Actor Roger Guenveur Smith Shares Unique Performance with MSU Students

He’s been seen on the big screen in director Spike Lee’s best-known movies and on the small screen masterfully portraying the title role in his Peabody Award-winning “A Huey P. Newton Story.” Now he has been seen on the campus of Morgan State University, channeling the spirit of abolitionist and statesman Frederick Douglass, whose historic statue stands at the center of the University’s Academic Quad.

Roger Guenveur Smith’s name may not be as widely recognized as, say, Denzel Washington’s or Don Cheadle’s, but his contributions to film and stage as an actor, writer and director have not gone unrecognized. Throughout his career, Smith has been able to extract much from characters large and small, and it is that broad experience he was able to share during his daylong visit to Morgan, which came courtesy of the James H. Gilliam, Jr., College of Liberal Arts’ Screenwriting and Animation (SWAN) program and its director/associate professor Keith Mehlinger. Smith also treated students and faculty to his widely acclaimed one-man show, “Frederick Douglass Now!”

“We’re honored to have Roger Guenveur Smith bring this important work to Baltimore, specifically to the campus of Morgan,” said Mehlinger. “His interdisciplinary approach to storytelling, along with a commitment to ensuring black history is included in the story of America, represent the work our program celebrates and prepares our students to create.”

The appearance included Smith’s visit to several SWAN classes before engaging in an intimate performance of his one-man show at the Carl J. Murphy Fine Arts Center Recital Hall.
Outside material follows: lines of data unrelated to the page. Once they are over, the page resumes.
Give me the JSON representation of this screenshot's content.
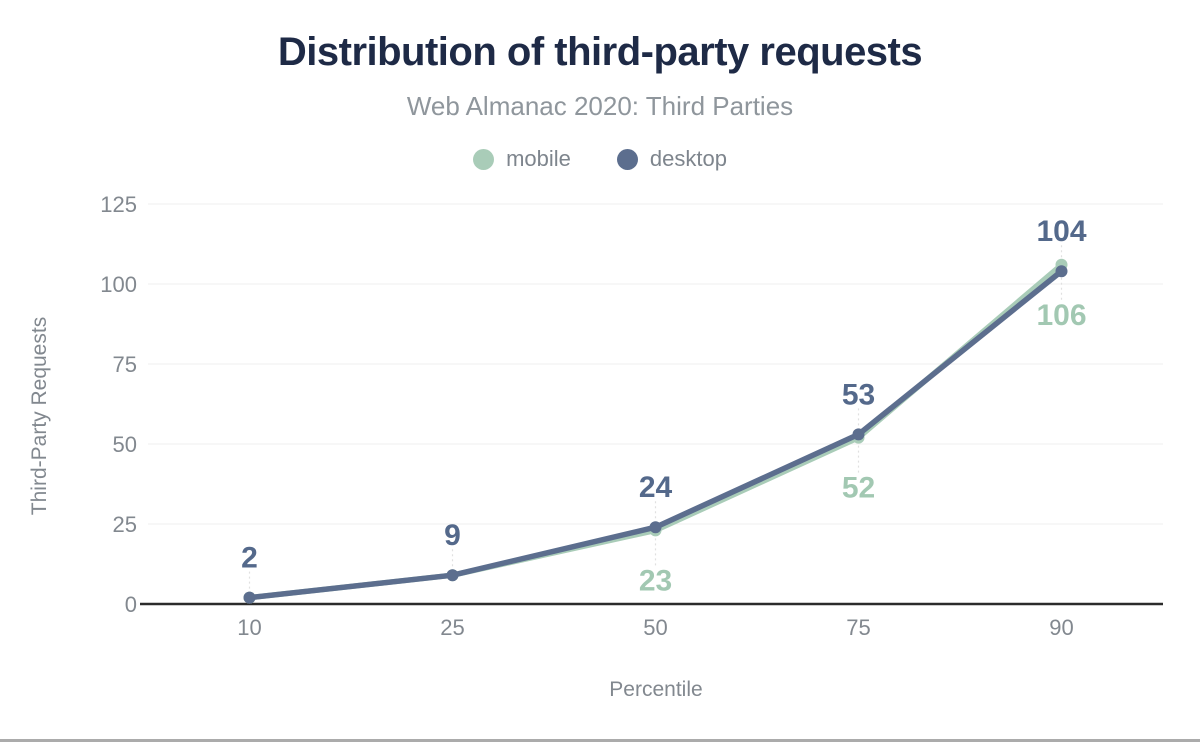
{
  "header": {
    "title": "Distribution of third-party requests",
    "subtitle": "Web Almanac 2020: Third Parties"
  },
  "legend": [
    {
      "label": "mobile",
      "color": "#a9ccb8"
    },
    {
      "label": "desktop",
      "color": "#5c6e8e"
    }
  ],
  "axes": {
    "xlabel": "Percentile",
    "ylabel": "Third-Party Requests"
  },
  "colors": {
    "title": "#1e2a46",
    "subtitle": "#8f969c",
    "tick_label": "#82888f",
    "axis_title": "#82888f",
    "gridline": "#efefef",
    "baseline": "#2b2b2b",
    "leader": "#e0e0e0",
    "background": "#ffffff"
  },
  "chart_data": {
    "type": "line",
    "title": "Distribution of third-party requests",
    "subtitle": "Web Almanac 2020: Third Parties",
    "xlabel": "Percentile",
    "ylabel": "Third-Party Requests",
    "categories": [
      "10",
      "25",
      "50",
      "75",
      "90"
    ],
    "yticks": [
      0,
      25,
      50,
      75,
      100,
      125
    ],
    "ylim": [
      0,
      125
    ],
    "grid": "horizontal",
    "legend_position": "top",
    "series": [
      {
        "name": "mobile",
        "color": "#a9ccb8",
        "label_color": "#a2c8b2",
        "values": [
          2,
          9,
          23,
          52,
          106
        ],
        "label_visible": [
          false,
          false,
          true,
          true,
          true
        ],
        "label_placement": "below"
      },
      {
        "name": "desktop",
        "color": "#5c6e8e",
        "label_color": "#54698b",
        "values": [
          2,
          9,
          24,
          53,
          104
        ],
        "label_visible": [
          true,
          true,
          true,
          true,
          true
        ],
        "label_placement": "above"
      }
    ]
  }
}
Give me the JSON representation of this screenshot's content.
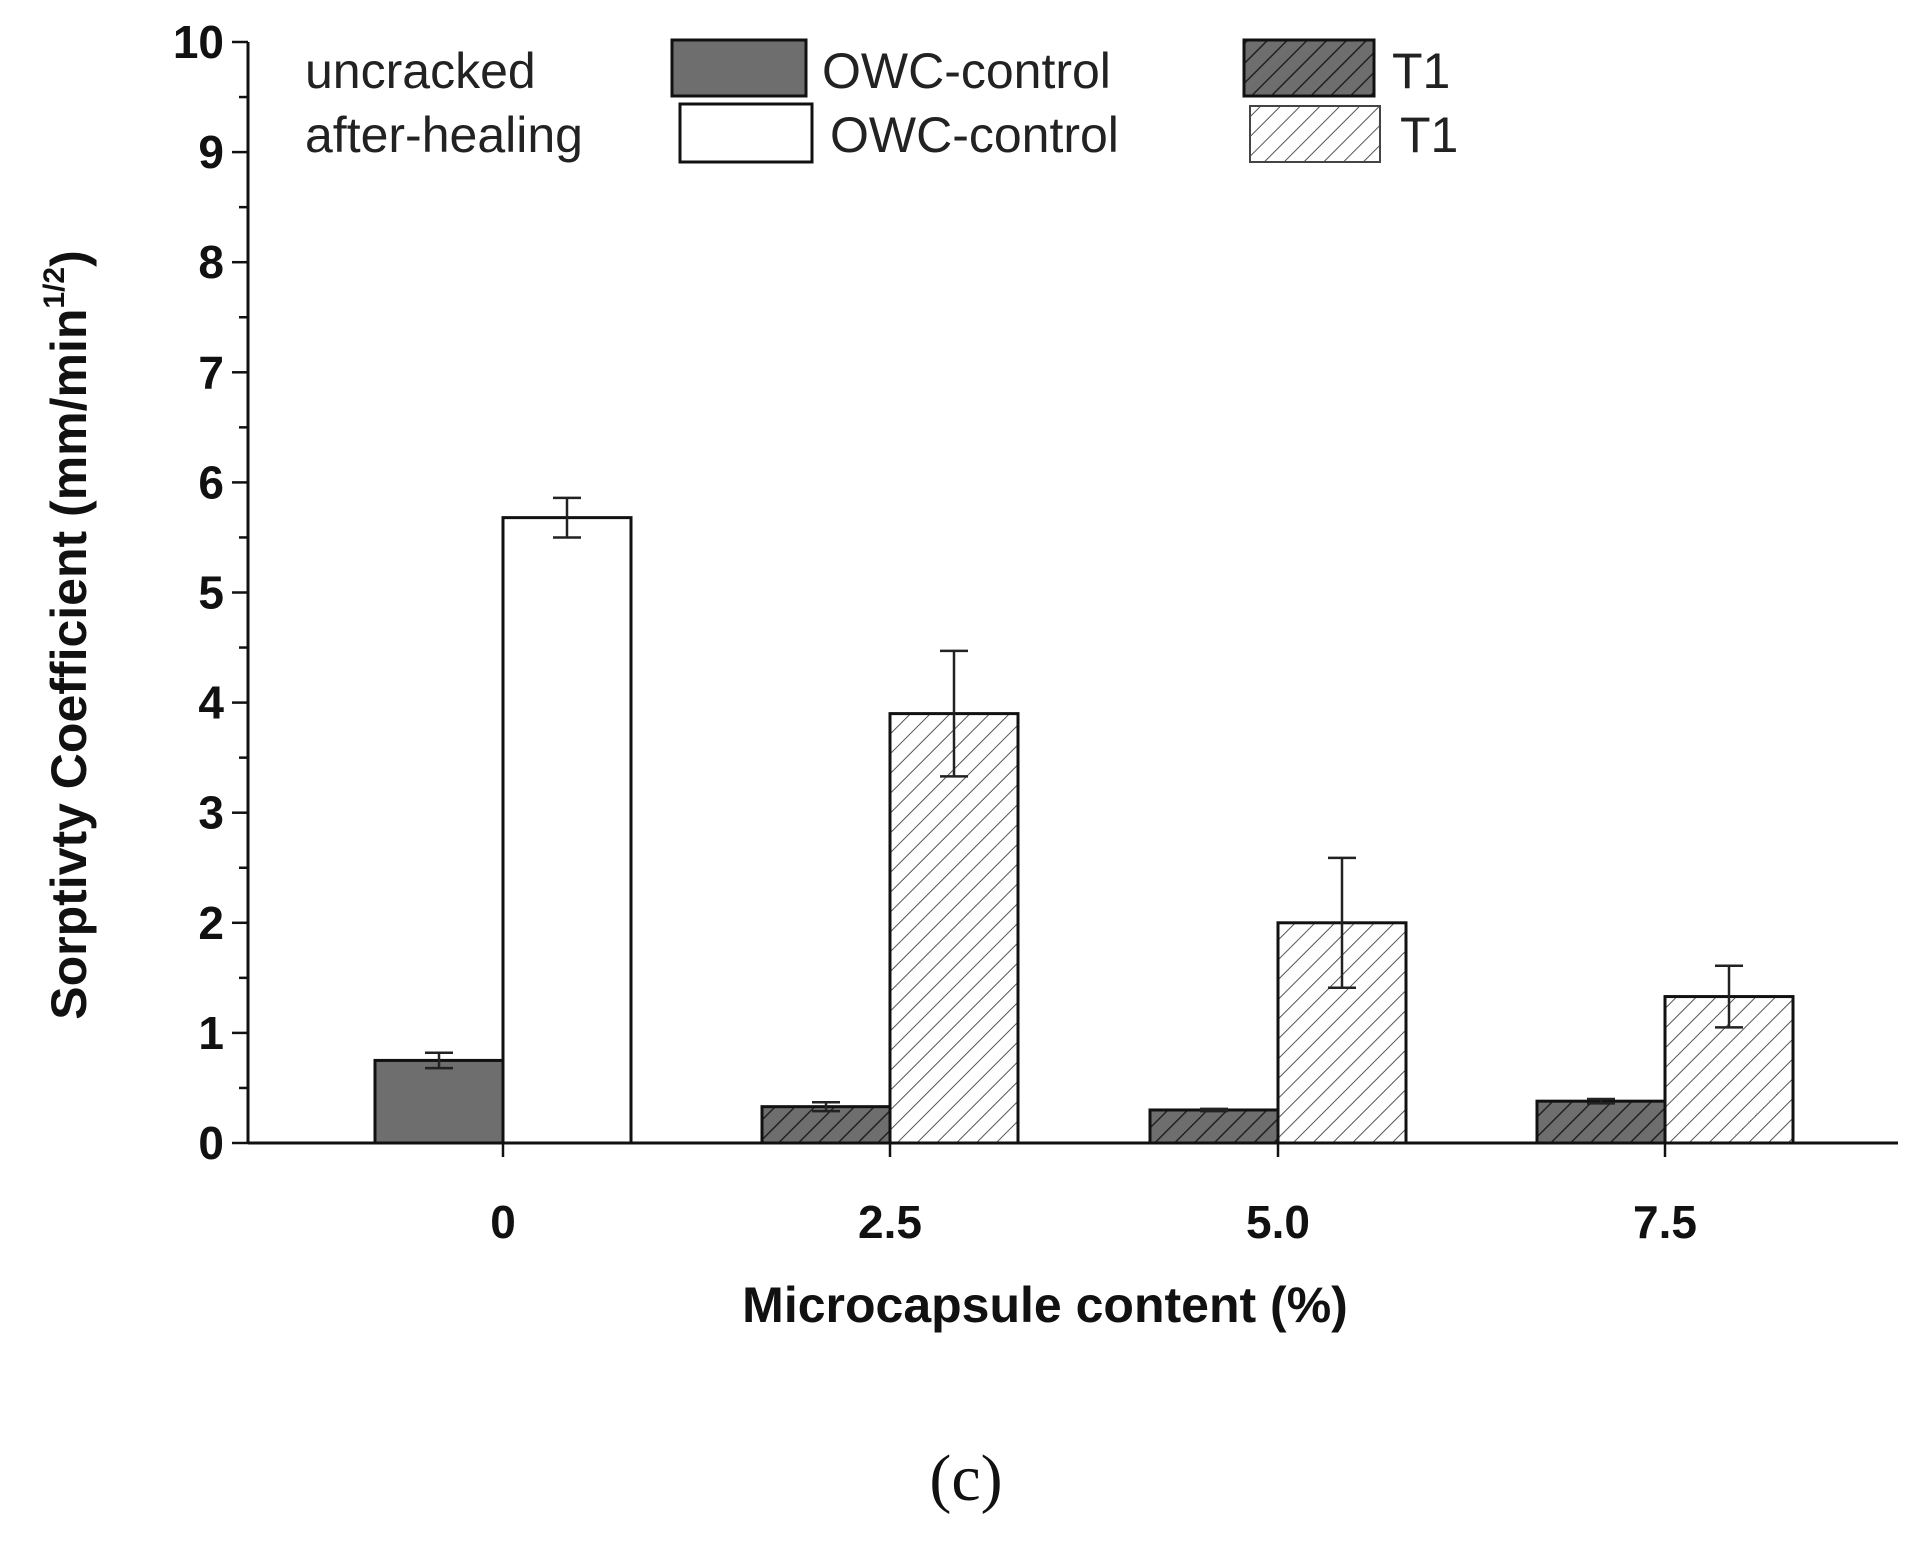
{
  "chart_data": {
    "type": "bar",
    "categories": [
      "0",
      "2.5",
      "5.0",
      "7.5"
    ],
    "series": [
      {
        "name": "uncracked",
        "values": [
          0.75,
          0.33,
          0.3,
          0.38
        ],
        "errors": [
          0.07,
          0.04,
          0.01,
          0.02
        ]
      },
      {
        "name": "after-healing",
        "values": [
          5.68,
          3.9,
          2.0,
          1.33
        ],
        "errors": [
          0.18,
          0.57,
          0.59,
          0.28
        ]
      }
    ],
    "xlabel": "Microcapsule content (%)",
    "ylabel_main": "Sorptivty Coefficient (mm/min",
    "ylabel_sup": "1/2",
    "ylabel_close": ")",
    "ylim": [
      0,
      10
    ],
    "yticks": [
      "0",
      "1",
      "2",
      "3",
      "4",
      "5",
      "6",
      "7",
      "8",
      "9",
      "10"
    ],
    "legend": {
      "position": "top-left",
      "rows": [
        {
          "label": "uncracked",
          "control": "OWC-control",
          "treated": "T1"
        },
        {
          "label": "after-healing",
          "control": "OWC-control",
          "treated": "T1"
        }
      ]
    },
    "fill_styles": {
      "uncracked_control": "solid-gray",
      "uncracked_t1": "dark-hatched",
      "healed_control": "white",
      "healed_t1": "light-hatched"
    },
    "colors": {
      "dark_fill": "#6e6e6e",
      "hatch_dark": "#222222",
      "hatch_light": "#555555",
      "outline": "#111111"
    }
  },
  "caption": "(c)"
}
A genre-blending monologue inspired by the life and work of one of America’s greatest public intellectuals, “Frederick Douglas Now!” combines spoken word and sermon, hip-hop and historic quotes. The play has been lauded by a number of publications, including VarietyThe New York Times and Playbill.

For his debut at Morgan, Smith captivated the standing-room-only audience with his original performance piece. Included among the many poignant passages Smith passionately delivered was the following:

If there is no struggle, there is no progress
That was the rap of brother Frederick Douglass
From 1818 to 1895
MC Freddie D. the man is still alive
No jive
In 1985, he was alive
In 1986, we threw him in the mix
In 1987, he was looking down from heaven
In 1988, he said mash down apart hate
Smash down apart
Mash down, smash down, bash down apart hate
In ’89, he was right on time
And now it’s how many years after the film “Do the Right Thing”
And I still gotta bust this rhyme?
They love black music, but they hate black people
They love this riddim
They love this rhyme
But when it comes to the struggle
They don’t have the time

After the performance, Smith led a group of students and faculty on a cross-campus march from the Murphy Fine Arts Center to the statue of Frederick Douglass located in front of the University’s historic Holmes Hall. There, beneath the shadow of Douglass’ majestic likeness, which stands as an enduring reminder of past contributions that have paved a way for some of the very benefits we enjoy today, Smith engaged the students in a question and answer session.

With a career that spans decades, Smith is best known for his roles in popular film and television shows including K Street, Oz, “Malcolm X,” “American Gangster,” “Chi-Raq” and “Do the Right Thing.” “Frederick Douglas Now!” is Smith’s third one-man play to be adapted to film, following “A Huey P. Newton Story” and “Rodney King.”

The SWAN program serves as Morgan’s interdisciplinary cinematic arts and sciences major. Much more than a film major, SWAN lays the groundwork for evolving artists, filmmakers and content producers to forge career paths in entertainment, education, science and business, in an era when visual storytelling is the dominant narrative form.